De acordo com um relatório de 2015 da HRW sobre as atrocidades em Dafur, "relatos em primeira mão de ordens de comandantes para cometer crimes e o uso repetido de práticas abusivas por parte das RSF indicam que estas eram sistemáticas".

Os paramilitares das RSF são ainda acusados de cometer mais de 60 violações ao dispersarem violentamente um acampamento pacífico de protesto pró-democracia em Cartum, em 2019.

O comandante das RSF, Mohammed Hamdan Dagalo, conhecido por Hemedti, declarou na semana passada que vai criar um tribunal militar para investigar os crimes - incluindo violações - alegadamente cometidos pelas RSF desde o início dos combates entre as suas forças e o Exército sudanês, liderado por Abdel Fattah al-Burhan.
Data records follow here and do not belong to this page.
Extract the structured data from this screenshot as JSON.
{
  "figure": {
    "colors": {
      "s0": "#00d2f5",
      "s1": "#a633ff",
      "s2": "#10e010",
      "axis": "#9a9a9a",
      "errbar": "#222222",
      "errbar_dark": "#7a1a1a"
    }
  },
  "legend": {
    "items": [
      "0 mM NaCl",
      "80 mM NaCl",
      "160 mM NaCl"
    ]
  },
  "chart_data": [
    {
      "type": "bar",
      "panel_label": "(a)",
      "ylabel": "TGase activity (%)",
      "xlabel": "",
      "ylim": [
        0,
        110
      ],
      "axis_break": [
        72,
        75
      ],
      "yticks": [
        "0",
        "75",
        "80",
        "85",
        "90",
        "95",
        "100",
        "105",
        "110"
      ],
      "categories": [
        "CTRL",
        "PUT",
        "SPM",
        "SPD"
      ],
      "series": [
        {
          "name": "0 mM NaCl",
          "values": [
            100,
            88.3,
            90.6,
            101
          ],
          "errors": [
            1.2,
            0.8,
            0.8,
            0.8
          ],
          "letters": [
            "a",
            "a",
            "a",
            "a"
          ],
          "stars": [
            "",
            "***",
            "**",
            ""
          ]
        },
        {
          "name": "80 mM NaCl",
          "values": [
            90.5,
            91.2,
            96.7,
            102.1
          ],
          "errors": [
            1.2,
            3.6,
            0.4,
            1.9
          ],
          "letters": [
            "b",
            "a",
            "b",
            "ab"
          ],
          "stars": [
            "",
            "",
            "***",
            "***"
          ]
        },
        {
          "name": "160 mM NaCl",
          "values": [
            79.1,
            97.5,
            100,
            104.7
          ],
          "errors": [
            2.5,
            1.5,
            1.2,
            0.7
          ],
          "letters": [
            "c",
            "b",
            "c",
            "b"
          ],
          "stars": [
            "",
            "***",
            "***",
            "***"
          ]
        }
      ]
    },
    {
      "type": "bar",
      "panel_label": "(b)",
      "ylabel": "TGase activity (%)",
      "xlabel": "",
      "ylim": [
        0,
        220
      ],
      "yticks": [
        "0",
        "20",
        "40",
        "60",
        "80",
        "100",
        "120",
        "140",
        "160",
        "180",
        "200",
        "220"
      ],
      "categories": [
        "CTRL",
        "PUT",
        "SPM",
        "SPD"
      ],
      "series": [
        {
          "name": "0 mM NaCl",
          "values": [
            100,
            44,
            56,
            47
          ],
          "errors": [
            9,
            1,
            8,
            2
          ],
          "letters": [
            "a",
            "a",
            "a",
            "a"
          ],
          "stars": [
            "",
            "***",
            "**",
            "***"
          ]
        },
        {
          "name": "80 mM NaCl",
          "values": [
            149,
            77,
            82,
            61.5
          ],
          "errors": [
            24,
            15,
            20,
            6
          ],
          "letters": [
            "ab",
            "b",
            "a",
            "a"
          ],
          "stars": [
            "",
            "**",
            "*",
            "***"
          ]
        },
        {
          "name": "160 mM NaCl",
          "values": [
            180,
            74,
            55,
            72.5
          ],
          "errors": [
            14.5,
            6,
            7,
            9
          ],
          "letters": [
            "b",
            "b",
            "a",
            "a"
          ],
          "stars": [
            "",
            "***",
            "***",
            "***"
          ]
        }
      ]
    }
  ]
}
"Estas violações são contrárias à lei das RSF e às instruções dos seus dirigentes. Vamos lidar com elas com firmeza e seriedade", disse Hemedti num discurso em áudio. "Estou aqui a garantir sinceramente ao nosso povo que rejeitamos e condenamos qualquer violação de civis, incluindo as que se crê terem sido cometidas pelas nossas forças RSF."

Para a ativista Obeid, estas declarações são "um absoluto disparate".
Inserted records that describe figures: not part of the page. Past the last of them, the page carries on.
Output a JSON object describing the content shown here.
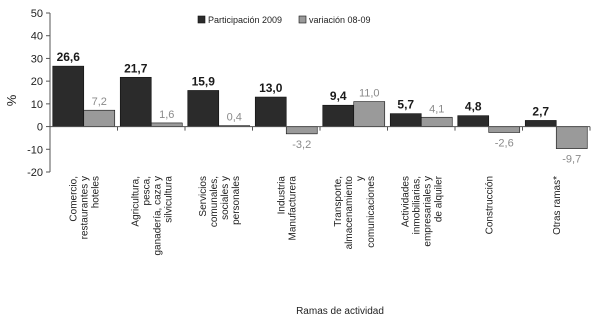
{
  "chart_data": {
    "type": "bar",
    "title": "",
    "ylabel": "%",
    "xlabel": "Ramas de actividad",
    "ylim": [
      -20,
      50
    ],
    "yticks": [
      -20,
      -10,
      0,
      10,
      20,
      30,
      40,
      50
    ],
    "grid": false,
    "legend_placement": "top",
    "categories": [
      [
        "Comercio,",
        "restaurantes y",
        "hoteles"
      ],
      [
        "Agricultura,",
        "pesca,",
        "ganadería, caza y",
        "silvicultura"
      ],
      [
        "Servicios",
        "comunales,",
        "sociales y",
        "personales"
      ],
      [
        "Industria",
        "Manufacturera"
      ],
      [
        "Transporte,",
        "almacenamiento",
        "y",
        "comunicaciones"
      ],
      [
        "Actividades",
        "inmobiliarias,",
        "empresariales y",
        "de alquiler"
      ],
      [
        "Construcción"
      ],
      [
        "Otras ramas*"
      ]
    ],
    "series": [
      {
        "name": "Participación 2009",
        "color": "#2b2b2b",
        "label_color": "#1a1a1a",
        "values": [
          26.6,
          21.7,
          15.9,
          13.0,
          9.4,
          5.7,
          4.8,
          2.7
        ],
        "labels": [
          "26,6",
          "21,7",
          "15,9",
          "13,0",
          "9,4",
          "5,7",
          "4,8",
          "2,7"
        ]
      },
      {
        "name": "variación 08-09",
        "color": "#9a9a9a",
        "label_color": "#8a8a8a",
        "values": [
          7.2,
          1.6,
          0.4,
          -3.2,
          11.0,
          4.1,
          -2.6,
          -9.7
        ],
        "labels": [
          "7,2",
          "1,6",
          "0,4",
          "-3,2",
          "11,0",
          "4,1",
          "-2,6",
          "-9,7"
        ]
      }
    ]
  }
}
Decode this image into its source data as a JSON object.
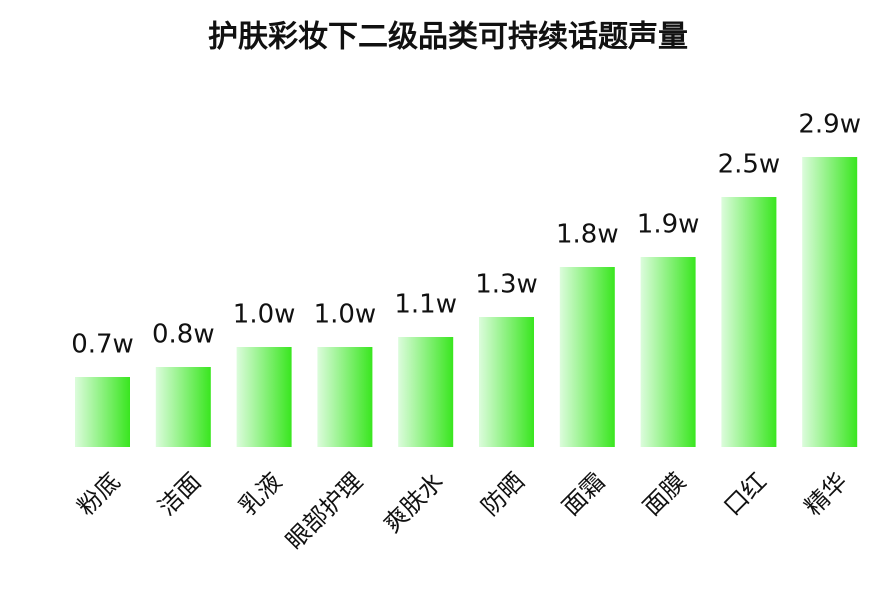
{
  "chart_data": {
    "type": "bar",
    "title": "护肤彩妆下二级品类可持续话题声量",
    "categories": [
      "粉底",
      "洁面",
      "乳液",
      "眼部护理",
      "爽肤水",
      "防晒",
      "面霜",
      "面膜",
      "口红",
      "精华"
    ],
    "values": [
      0.7,
      0.8,
      1.0,
      1.0,
      1.1,
      1.3,
      1.8,
      1.9,
      2.5,
      2.9
    ],
    "value_labels": [
      "0.7w",
      "0.8w",
      "1.0w",
      "1.0w",
      "1.1w",
      "1.3w",
      "1.8w",
      "1.9w",
      "2.5w",
      "2.9w"
    ],
    "color": "#39e61f"
  }
}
Líder das RSF, Mohammed Hamdan Dagalo
Ativistas não consideram credíveis as promessas de investigação dos crimes do líder das RSF, DagaloFoto: AP/picture alliance

"As RSF têm vindo a cometer estes crimes desde o primeiro dia", disse ela à DW, "e ainda estão nas ruas a cometê-los neste momento".

ONU condena violência sexual

Na quarta-feira (05.07), agências das Nações Unidas expressaram "choque e condenação" perante os crescentes casos de violência sexual contra as mulheres no Sudão.

"Estamos a receber relatos chocantes de violência sexual contra mulheres e raparigas, incluindo violações. E, no rescaldo de tal crueldade e brutalidade, as mulheres e as raparigas são deixadas com pouco ou nenhum apoio médico e psicossocial", afirmou o Alto Comissário das Nações Unidas para os Direitos Humanos, Volker Türk, num comunicado de imprensa.

Sulima Ishaq Sharif afirma que a violência sexual está a "intensificar o trauma" de um conflito em que já foram mortos mais de mil civis e quase 3 milhões de pessoas foram deslocadas.

"As mulheres não têm proteção", disse. "Elas sabem que qualquer mulher pode ser exposta a este tipo de violência sexual. Agora têm de contar sempre com o pior".

Artigo com a contribuição de Michael Atit, em Juba.